In 1974, Glasgow Salvage Corps received a custom long-wheelbase van from Mercedes-Benz. This was a 'First Aid/Strike DCU' with the registration number JGD 277N. The bodywork of the van was produced by Aiken of Linlithgow Ltd and had a large water tank underneath the false floor inside.

An article read:

"The Special Damage Control Unit recently put on the run by Glasgow Salvage Corps is a Mercedes-Benz Long Wheelbase L306 Van and has been modified and fitted out by the specialist bodybuilders Aiken of Linlithgow Ltd. Fundamental alterations included the provision of lockers on both sides of the vehicle, accessible via hatchways cut into the vehicle above the rear wheel arches.
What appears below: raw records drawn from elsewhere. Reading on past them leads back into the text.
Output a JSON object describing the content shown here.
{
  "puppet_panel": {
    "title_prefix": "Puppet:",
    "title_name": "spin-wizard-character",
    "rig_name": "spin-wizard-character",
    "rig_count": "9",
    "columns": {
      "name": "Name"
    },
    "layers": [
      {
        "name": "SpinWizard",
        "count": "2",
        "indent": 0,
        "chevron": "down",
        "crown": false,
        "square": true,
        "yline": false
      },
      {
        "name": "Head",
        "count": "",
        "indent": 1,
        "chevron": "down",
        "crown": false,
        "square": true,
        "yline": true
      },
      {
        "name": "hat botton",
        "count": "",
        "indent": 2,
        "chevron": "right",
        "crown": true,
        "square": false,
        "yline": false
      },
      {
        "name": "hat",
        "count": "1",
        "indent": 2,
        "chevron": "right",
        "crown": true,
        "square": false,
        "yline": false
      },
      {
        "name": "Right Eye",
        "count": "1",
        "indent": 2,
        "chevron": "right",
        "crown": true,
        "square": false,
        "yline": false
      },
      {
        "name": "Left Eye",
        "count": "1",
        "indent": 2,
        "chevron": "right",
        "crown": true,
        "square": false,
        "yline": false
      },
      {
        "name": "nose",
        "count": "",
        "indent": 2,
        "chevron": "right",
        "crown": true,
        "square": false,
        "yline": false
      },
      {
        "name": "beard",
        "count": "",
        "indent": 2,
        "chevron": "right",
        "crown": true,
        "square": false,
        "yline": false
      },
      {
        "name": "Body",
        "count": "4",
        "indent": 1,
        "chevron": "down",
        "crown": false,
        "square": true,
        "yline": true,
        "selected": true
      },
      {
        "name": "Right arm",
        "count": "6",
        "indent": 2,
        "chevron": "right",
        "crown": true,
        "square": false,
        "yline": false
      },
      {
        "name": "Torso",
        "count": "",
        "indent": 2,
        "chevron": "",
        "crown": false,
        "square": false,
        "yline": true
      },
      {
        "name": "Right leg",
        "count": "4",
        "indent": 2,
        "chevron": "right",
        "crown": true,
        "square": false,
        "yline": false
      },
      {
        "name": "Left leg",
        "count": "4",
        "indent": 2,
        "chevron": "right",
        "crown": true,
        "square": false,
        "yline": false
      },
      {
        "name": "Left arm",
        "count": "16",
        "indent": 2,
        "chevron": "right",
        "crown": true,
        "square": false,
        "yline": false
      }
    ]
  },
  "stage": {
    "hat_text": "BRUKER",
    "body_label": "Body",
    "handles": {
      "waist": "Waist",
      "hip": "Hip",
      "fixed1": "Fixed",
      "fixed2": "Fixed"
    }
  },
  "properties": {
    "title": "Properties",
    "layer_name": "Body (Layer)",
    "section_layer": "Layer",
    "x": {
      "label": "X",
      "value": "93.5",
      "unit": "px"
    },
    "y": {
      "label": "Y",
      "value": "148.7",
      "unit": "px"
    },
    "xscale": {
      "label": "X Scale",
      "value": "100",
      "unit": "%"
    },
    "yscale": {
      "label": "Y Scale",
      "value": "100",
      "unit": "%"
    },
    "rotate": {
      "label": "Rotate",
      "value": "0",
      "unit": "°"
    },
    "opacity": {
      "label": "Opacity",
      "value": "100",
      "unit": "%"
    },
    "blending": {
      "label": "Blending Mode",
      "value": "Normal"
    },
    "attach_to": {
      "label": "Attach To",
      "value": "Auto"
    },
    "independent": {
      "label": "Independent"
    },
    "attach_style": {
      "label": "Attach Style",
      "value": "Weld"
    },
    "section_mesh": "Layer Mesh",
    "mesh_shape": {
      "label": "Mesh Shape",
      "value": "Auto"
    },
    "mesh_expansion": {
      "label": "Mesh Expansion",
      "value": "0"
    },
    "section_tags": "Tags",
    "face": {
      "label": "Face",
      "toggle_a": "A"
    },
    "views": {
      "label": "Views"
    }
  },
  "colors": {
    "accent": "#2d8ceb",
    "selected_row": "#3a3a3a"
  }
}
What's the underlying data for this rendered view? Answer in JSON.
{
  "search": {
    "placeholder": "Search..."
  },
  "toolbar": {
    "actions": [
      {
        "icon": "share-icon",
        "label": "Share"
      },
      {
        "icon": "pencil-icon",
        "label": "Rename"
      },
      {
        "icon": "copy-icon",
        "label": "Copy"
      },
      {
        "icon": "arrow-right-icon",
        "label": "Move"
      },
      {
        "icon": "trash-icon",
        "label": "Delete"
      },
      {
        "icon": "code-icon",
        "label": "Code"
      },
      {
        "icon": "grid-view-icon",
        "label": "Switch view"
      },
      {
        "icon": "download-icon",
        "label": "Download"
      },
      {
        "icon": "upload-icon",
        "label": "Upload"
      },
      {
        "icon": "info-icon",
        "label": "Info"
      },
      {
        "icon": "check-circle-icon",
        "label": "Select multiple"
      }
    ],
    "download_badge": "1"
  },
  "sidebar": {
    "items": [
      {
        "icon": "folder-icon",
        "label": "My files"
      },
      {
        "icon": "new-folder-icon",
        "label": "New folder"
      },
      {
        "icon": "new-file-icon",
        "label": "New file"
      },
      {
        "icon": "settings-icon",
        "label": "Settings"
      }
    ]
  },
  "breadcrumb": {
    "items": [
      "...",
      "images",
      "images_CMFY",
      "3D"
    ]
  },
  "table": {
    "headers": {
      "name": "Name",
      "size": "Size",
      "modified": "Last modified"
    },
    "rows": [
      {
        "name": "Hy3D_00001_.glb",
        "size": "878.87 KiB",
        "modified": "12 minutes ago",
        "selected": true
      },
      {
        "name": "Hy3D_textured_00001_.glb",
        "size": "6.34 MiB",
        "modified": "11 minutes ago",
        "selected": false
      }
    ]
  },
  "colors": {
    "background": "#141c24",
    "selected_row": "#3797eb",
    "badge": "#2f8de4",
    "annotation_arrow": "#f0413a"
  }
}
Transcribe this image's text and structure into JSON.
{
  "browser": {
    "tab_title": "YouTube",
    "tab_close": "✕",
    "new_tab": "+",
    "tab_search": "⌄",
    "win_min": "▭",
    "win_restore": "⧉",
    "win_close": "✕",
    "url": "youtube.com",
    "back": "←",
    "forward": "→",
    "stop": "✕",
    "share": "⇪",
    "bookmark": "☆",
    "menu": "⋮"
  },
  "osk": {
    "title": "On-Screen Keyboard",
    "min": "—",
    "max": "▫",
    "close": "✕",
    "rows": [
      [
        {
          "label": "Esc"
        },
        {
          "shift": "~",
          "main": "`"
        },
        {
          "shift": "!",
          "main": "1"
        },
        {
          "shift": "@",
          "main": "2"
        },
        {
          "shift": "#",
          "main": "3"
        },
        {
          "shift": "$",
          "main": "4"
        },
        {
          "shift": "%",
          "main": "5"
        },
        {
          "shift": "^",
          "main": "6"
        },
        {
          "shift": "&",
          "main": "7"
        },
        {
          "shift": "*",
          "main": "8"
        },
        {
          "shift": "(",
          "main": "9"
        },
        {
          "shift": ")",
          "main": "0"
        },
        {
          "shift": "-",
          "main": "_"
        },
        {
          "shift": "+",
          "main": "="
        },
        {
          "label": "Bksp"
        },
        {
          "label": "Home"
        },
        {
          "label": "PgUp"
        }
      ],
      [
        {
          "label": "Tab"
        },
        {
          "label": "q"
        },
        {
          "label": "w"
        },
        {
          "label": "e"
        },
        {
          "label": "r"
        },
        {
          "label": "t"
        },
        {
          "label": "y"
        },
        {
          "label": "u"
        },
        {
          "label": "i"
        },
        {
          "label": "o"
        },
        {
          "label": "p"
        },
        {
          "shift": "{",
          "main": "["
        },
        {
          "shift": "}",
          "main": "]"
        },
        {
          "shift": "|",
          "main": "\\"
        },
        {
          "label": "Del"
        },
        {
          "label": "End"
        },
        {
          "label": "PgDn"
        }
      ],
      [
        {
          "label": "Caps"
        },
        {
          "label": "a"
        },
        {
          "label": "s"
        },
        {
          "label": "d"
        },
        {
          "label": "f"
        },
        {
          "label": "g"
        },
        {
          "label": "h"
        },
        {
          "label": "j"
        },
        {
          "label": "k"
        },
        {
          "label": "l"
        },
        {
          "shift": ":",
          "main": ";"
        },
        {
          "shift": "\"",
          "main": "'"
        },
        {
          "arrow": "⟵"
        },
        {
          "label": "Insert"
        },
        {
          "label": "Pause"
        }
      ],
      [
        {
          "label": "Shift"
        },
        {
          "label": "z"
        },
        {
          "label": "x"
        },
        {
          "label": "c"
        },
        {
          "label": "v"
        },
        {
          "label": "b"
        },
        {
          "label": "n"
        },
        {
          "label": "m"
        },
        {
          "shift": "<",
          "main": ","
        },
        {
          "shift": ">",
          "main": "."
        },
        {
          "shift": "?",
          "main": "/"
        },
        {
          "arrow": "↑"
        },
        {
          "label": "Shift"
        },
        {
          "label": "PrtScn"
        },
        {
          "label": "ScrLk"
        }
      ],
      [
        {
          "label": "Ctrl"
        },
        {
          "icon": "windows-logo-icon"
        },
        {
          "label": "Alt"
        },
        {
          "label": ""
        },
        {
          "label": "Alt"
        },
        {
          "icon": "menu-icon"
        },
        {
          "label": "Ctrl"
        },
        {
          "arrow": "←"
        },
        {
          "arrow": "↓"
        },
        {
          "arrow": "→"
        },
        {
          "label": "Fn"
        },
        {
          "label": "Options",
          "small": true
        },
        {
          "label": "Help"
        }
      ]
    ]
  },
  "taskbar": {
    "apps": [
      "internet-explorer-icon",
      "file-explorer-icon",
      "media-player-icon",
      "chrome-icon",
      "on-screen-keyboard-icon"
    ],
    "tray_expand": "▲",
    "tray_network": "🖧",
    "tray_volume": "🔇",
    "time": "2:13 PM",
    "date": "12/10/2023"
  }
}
The vehicle's tubular chassis frame made it possible for these apertures to be cut in the body shell without impairing its strength or rigidity. A large water tank is built in below in what amounts to be a false floor in the rear compartment and three or four additional crew can be carried in the central compartment behind the cab proper."

==Ranks==
The ranks of Glasgow Salvage Corps were an altered version of regular Fire Brigade/Fire Service Ranks.

| Title | Chief Officer | Deputy Chief Officer | Superintendent | Deputy Superintendent | Station Officer | Sub-Officer | Leading Salvage Man | Salvage Man |
| Ranks |  |  |  |  |  |  |  |  |

==End==
The Glasgow Salvage Corps ceased to exist on 1 April 1984, after 111 years.